Activity Launch Date: September 2016

Expiration Date: September 2017

This CME activity does not have any commercial support

A seven-year-old male is referred to Riley Cardiomyopathy Program at Indiana University Health for evaluation after a harsh cardiac murmur is detected during a well child visit at his pediatrician’s office. The boy has no complaints of chest pain, shortness of breath, or fatigue. His mother reports his appetite is good but feels his energy level has decreased slightly.

The patient has a history of attention deficit hyperactivity disorder (mother says he did “okay” in first grade) and a family history of sudden death of unknown etiology in a paternal uncle. On physical examination, he measures at the (continued on page 2) fifth percentile for height and 25th percentile for weight. Facial features, hands, and feet are normal in appearance, and a neurologic assessment is unremarkable. A 12-lead electrocardiogram (ECG) is performed and shows sinus rhythm with T wave inversion in the lateral, inferior, and left precordial leads and left ventricular hypertrophy (Figure 1). Asymmetric septal hypertrophy with outflow tract obstruction and systolic motion of the mitral valve are seen on echocardiography (Figure 2). He is diagnosed with hypertrophic cardiomyopathy (HCM). A genetic etiology is strongly suspected, as non-genetic causes are rarely identified in children.

Overview of Cardiomyopathies in Children

Pediatric cardiomyopathies are clinically heterogeneous heart muscle disorders (Table 1 see page 4) that cause systolic or diastolic dysfunction and are associated with significant morbidity and mortality. Among affected children, up to 40 percent progress to transplantation or die within five years of diagnosis.1

“The annual US incidence of cardiomyopathy in children younger than 18 years is 1.13 cases per 100,000,”2 notes Stephanie Ware, MD, PhD, professor of pediatrics and medical and molecular genetics at Indiana University School of Medicine and cardiovascular geneticist at Riley Children’s at Indiana University Health. “Although substantial evidence points to a genetic contribution, with more than 100 genes implicated to date, 60 to 70 percent of cases of pediatric cardiomyopathy continue to be classified as idiopathic. Incorporating evaluation by a geneticist and genetic testing into the diagnostic process may allow the cause of the disease to be successfully identified in up to 70 percent of these patients.”

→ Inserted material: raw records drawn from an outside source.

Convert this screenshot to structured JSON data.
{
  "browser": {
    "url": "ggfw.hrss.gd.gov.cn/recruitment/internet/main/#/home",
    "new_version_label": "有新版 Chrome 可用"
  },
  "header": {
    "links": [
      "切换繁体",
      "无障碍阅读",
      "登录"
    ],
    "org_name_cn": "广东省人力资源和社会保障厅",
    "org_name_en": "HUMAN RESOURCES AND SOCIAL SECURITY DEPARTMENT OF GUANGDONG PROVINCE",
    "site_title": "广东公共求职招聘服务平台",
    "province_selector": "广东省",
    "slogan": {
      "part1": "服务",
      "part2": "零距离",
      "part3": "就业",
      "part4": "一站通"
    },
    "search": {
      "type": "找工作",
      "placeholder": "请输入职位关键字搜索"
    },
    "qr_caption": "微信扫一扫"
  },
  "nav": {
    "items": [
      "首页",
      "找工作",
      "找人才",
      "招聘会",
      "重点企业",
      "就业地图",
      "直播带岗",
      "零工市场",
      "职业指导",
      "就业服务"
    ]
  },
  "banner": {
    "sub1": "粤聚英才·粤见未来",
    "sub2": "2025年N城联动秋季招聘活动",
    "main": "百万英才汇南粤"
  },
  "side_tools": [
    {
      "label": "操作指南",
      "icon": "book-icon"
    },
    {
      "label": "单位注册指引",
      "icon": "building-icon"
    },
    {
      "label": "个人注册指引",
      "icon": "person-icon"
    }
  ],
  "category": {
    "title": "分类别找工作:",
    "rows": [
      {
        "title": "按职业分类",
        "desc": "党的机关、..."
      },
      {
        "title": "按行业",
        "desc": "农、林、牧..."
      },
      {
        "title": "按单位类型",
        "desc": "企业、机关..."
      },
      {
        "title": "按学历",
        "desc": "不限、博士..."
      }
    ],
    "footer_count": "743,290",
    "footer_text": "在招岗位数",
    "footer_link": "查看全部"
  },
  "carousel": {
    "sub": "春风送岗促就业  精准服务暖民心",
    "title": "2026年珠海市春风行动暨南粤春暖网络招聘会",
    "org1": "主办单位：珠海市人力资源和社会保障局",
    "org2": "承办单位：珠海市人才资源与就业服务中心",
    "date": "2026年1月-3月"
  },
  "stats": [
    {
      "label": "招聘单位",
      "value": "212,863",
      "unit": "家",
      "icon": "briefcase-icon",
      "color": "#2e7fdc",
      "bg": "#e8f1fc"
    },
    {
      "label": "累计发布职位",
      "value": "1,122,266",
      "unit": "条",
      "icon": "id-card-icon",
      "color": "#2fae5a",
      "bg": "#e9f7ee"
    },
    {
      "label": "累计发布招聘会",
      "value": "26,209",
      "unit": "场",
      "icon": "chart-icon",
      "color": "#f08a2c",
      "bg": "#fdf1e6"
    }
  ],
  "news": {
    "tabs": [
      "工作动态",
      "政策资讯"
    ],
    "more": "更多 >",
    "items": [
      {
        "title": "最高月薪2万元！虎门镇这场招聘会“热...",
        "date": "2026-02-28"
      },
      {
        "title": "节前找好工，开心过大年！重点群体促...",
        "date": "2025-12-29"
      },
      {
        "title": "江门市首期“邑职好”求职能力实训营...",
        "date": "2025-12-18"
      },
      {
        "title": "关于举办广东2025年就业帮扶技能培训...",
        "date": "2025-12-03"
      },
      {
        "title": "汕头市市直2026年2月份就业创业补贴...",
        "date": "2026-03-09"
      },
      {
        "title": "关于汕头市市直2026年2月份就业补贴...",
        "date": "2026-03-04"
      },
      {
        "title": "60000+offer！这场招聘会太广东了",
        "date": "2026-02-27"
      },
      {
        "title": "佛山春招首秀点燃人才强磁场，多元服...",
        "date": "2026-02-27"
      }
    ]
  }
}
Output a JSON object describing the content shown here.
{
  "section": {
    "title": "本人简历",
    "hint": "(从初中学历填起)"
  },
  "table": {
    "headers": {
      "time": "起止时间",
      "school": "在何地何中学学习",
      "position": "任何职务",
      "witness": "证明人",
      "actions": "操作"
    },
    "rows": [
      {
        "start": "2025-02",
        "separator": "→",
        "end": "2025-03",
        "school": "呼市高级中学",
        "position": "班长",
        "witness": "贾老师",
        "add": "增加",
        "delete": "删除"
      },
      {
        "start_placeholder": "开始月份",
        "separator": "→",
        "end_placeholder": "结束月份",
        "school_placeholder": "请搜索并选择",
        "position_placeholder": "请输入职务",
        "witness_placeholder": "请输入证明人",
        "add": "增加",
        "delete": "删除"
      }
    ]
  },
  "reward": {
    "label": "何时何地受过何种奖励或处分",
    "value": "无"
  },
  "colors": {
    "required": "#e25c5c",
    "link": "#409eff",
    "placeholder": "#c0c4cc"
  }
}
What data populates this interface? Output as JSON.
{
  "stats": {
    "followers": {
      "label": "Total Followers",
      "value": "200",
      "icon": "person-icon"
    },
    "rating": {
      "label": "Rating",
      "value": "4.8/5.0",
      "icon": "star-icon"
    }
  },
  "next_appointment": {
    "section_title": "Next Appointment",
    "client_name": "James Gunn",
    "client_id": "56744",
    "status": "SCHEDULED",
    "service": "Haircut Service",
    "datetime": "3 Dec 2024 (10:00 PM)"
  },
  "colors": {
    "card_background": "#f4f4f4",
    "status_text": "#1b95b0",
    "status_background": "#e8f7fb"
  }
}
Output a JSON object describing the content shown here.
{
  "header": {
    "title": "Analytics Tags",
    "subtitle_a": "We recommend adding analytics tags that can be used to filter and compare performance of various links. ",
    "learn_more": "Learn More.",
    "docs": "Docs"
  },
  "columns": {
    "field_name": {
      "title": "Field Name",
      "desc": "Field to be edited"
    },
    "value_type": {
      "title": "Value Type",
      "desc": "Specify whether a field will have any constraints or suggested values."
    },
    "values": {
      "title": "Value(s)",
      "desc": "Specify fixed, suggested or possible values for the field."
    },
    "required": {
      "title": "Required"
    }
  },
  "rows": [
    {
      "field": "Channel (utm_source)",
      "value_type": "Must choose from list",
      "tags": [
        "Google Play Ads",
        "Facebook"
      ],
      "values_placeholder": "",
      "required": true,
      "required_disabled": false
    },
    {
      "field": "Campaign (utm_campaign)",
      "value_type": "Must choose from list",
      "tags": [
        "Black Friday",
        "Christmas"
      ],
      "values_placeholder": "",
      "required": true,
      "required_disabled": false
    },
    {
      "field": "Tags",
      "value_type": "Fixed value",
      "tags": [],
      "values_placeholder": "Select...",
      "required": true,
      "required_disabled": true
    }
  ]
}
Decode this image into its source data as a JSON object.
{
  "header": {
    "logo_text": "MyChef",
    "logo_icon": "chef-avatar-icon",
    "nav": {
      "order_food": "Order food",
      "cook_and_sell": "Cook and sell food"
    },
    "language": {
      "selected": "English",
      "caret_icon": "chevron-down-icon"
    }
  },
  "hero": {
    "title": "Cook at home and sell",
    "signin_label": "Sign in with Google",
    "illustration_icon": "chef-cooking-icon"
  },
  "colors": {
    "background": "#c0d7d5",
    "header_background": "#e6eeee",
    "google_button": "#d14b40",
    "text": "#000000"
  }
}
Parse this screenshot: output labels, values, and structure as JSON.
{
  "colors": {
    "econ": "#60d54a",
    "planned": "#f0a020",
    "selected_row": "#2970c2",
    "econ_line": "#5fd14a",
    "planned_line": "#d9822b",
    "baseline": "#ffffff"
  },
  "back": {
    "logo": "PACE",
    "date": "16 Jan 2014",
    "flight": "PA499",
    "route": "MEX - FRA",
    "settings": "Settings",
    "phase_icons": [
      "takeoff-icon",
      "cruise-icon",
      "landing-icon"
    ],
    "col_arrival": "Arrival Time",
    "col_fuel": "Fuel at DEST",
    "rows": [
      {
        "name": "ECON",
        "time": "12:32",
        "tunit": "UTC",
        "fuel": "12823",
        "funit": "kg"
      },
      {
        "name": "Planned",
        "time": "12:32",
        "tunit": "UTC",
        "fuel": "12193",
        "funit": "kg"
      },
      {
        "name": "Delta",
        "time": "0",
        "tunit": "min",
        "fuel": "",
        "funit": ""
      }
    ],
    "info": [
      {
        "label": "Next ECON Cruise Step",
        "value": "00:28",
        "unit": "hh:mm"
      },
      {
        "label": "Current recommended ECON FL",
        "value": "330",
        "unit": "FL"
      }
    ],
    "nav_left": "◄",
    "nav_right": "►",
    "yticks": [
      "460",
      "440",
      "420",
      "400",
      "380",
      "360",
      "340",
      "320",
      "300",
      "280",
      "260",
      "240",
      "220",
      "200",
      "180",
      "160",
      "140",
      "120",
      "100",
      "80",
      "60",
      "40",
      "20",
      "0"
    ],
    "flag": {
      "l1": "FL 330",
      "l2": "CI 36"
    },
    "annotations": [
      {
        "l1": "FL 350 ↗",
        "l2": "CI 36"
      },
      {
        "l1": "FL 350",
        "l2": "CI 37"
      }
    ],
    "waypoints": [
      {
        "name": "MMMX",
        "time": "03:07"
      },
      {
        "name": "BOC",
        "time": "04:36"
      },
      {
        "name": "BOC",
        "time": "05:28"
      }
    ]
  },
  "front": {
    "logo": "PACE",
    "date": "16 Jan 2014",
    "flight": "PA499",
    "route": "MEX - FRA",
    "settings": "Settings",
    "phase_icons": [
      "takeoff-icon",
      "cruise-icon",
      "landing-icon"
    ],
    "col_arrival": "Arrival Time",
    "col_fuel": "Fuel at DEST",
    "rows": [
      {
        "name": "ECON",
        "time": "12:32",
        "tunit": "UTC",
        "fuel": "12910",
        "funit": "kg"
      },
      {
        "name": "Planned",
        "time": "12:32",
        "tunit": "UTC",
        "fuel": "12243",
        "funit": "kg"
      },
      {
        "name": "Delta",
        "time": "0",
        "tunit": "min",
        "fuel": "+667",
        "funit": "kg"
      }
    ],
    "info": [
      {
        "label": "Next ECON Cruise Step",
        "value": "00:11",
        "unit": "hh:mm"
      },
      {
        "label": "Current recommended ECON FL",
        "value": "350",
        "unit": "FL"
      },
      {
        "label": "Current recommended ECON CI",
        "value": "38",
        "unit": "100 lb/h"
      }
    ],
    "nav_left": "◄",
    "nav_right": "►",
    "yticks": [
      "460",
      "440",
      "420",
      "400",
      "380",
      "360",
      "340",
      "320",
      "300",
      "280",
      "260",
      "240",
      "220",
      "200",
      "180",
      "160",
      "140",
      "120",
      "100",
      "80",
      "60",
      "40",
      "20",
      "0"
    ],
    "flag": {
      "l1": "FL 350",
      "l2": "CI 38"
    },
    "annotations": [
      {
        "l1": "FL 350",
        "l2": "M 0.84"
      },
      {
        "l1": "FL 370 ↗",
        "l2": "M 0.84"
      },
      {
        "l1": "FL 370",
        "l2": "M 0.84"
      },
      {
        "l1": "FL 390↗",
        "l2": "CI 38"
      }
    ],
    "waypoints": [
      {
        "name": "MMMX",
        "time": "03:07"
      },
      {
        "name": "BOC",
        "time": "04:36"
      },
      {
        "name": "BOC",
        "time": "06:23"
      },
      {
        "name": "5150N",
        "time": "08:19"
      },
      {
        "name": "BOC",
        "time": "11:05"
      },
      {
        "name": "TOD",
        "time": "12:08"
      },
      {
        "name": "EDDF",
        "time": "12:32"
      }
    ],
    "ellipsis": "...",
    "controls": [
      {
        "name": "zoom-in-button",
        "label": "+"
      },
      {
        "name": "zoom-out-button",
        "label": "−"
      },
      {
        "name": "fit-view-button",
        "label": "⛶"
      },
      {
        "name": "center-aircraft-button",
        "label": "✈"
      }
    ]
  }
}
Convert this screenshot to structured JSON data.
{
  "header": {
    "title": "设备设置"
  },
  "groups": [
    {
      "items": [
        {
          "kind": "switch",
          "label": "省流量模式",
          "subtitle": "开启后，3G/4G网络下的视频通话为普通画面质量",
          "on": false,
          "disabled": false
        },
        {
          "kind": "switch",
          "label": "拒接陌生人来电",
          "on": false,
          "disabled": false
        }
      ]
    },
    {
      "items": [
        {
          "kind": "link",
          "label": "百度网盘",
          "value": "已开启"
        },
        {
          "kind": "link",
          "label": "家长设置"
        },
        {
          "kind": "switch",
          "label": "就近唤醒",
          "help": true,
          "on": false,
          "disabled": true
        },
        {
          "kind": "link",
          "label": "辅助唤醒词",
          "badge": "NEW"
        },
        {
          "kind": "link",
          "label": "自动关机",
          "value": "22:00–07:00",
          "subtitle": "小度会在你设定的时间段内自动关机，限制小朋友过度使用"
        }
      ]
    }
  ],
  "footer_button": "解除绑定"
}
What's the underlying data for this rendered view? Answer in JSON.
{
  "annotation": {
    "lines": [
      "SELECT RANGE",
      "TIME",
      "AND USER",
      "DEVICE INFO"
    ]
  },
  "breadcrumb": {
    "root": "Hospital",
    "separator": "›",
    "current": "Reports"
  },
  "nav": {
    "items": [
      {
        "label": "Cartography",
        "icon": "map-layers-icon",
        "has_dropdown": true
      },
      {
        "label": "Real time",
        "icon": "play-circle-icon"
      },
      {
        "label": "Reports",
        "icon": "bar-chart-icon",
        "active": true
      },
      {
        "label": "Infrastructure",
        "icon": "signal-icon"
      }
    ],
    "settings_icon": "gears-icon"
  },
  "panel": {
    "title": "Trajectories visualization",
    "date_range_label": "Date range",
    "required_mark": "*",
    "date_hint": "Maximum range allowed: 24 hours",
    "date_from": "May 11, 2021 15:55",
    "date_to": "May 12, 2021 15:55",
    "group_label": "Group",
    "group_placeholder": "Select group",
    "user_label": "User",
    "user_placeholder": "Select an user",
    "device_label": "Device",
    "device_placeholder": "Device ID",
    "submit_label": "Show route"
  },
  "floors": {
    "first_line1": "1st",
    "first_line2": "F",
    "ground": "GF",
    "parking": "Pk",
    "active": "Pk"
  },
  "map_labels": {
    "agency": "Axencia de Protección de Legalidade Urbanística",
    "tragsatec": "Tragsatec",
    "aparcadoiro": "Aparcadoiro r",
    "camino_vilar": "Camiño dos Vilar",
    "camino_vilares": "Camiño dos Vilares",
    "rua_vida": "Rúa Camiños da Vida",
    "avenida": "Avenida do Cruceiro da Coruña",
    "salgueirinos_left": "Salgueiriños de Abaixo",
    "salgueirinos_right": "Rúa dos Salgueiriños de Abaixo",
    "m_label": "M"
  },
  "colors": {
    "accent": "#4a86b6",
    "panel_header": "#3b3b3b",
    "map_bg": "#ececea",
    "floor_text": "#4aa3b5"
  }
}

Pediatric Hypertrophic Cardiomyopathy

HCM is defined as the presence of unexplained left ventricular hypertrophy, a primary myocardial process characterized by myocyte disarray and fibrosis. HCM is the most frequently inherited cardiac disorder, affecting one in 500 adults. Although the disease is rare in the pediatric population, it can develop at any time during childhood, with infancy and adolescence the most common ages of presentation. According to the US Pediatric Cardiomyopathy Registry, HCM occurs with greater frequency in males and affects significantly more blacks than whites or Hispanics. 3

HCM is typically inherited in an autosomal dominant manner, with a subset of cases representing de novo mutations.4 Hundreds of mutations may affect the more than 27 genes thus far identified. In adults, the underlying cause of HCM is usually mutations in genes that encode for two cardiac sarcomeric proteins—MYH7, which encodes beta myosin heavy chain, and MYBPC3, which encodes myosin-biding protein C. Collectively, these mutations account for approximately 80 percent of all adult HCM cases in which a genetic diagnosis is made.5

Differential Diagnosis

“Although sarcomeric gene mutations are an important cause of pediatric HCM, the disease is less straightforward in children and also encompasses conditions with diverse genetic origins and clinical phenotypes,” Dr. Ware explains. “Making the clinical distinction is important, since patients with concomitant inborn errors of metabolism, neuromuscular diseases, or malformation syndromes have additional medical management needs. Establishing the cause of HCM also allows risk stratification for potentially affected family members.”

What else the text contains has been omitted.